Still, I was hoping those spikes would end four weeks later and by late January we would see a drop in the curve, especially as the vaccines started kicking in. Based on this, we were suggesting no holiday travel but were hoping for improvement after that.
The New Virus Strains
That was all based on the existing strain rampaging through the US. Now there are not just one, but two new virus strains that have changed my prediction and lead me to believe the worst is yet to come.
Virus strains are the natural (for the virus) adaptation as it seeks to survive in more and more host bodies. This happens frequently. We have all heard about the new virus strain in the United Kingdom. There is a second, different strain that seems to have started in South Africa. Both strains seem not to be any deadlier but are much more infectious, with a recent study suggesting the British strain is 50 – 70% more contagious than the primary strain. Both have already spread to other countries. The UK strain is already in the United States and because of our poor ability to test for the genetic sequences of the new strains, you should assume it is in your community now.
What the New Strains Have Done
The new strains have pushed the infection rate in both the UK and South Africa to record highs. See this comparison chart, which I borrowed from the NY Times and which shows both countries in relation to some of their peers as a sort of control group.
You can see the infection rate per population is WAY higher in the two countries with the new, more infectious strains than in its neighboring peers which are not yet hotbeds for the new strain.
What That Means for Us
What does that mean for us? The UK government recently revealed that one in 50 people currently have COVID. If we extrapolate that to the US population of 331 million people, it would mean 6.6 million people might soon have the virus – at one time. We have only had 21 million to date, spread out over the last 10 months.
We are likely looking at huge infection rates and huge numbers of resulting deaths in the coming months, well past the current holiday surges. It also means the mask wearing and social distancing practices you have successfully employed to date, while still critical, might or might not continue to be as effective.
A Race Between the Virus and Vaccination
In the UK, they are in a frantic race to get as many people vaccinated as possible.

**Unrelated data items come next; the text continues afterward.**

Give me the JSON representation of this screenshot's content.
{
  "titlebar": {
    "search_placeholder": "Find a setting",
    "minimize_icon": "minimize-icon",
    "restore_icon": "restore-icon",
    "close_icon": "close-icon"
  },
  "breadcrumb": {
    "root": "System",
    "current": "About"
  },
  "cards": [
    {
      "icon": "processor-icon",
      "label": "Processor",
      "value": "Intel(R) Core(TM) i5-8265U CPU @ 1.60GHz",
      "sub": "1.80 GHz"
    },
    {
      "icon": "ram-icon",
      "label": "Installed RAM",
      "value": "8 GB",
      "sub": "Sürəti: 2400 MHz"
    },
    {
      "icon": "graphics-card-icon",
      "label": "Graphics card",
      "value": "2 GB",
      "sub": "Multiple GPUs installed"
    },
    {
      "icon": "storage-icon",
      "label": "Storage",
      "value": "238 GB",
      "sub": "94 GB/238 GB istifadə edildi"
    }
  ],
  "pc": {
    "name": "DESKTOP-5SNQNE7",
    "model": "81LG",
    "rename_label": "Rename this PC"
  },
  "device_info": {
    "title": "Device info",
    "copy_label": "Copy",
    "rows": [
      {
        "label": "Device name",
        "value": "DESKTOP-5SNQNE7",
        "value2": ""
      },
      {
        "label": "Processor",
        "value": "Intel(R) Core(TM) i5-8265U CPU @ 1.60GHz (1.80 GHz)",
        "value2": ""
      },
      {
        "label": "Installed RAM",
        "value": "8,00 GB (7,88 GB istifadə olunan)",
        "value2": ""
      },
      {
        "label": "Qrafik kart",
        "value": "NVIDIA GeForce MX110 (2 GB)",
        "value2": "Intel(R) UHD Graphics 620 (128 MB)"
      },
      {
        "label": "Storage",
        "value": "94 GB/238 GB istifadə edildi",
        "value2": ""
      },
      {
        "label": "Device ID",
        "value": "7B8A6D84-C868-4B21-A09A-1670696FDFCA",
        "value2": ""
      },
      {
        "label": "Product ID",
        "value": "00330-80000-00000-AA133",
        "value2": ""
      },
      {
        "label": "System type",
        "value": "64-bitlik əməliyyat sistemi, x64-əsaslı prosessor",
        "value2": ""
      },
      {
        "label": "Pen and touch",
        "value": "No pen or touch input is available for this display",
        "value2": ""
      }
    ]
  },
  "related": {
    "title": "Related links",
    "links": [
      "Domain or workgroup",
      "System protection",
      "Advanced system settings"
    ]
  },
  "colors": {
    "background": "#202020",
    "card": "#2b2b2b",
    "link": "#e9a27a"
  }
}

As of the date of this writing, 1.3 million people or about 2% of the population had received a first shot. In the US, that number is 4.8 million or only 1.45%. We are losing the race. COVID is still winning.
Worse, COVID might be changing the rules. The South African variant is such that it is possible our current vaccine might be less effective on it than on the current strain prevalent here. But, for now, our clear job as a country is to fight this virus until we can win it with the vaccines.
What This Means For You
Now is not the time to lessen your mask wearing or lighten your social distancing. For travelers, be cautious about traveling during the first quarter of 2021.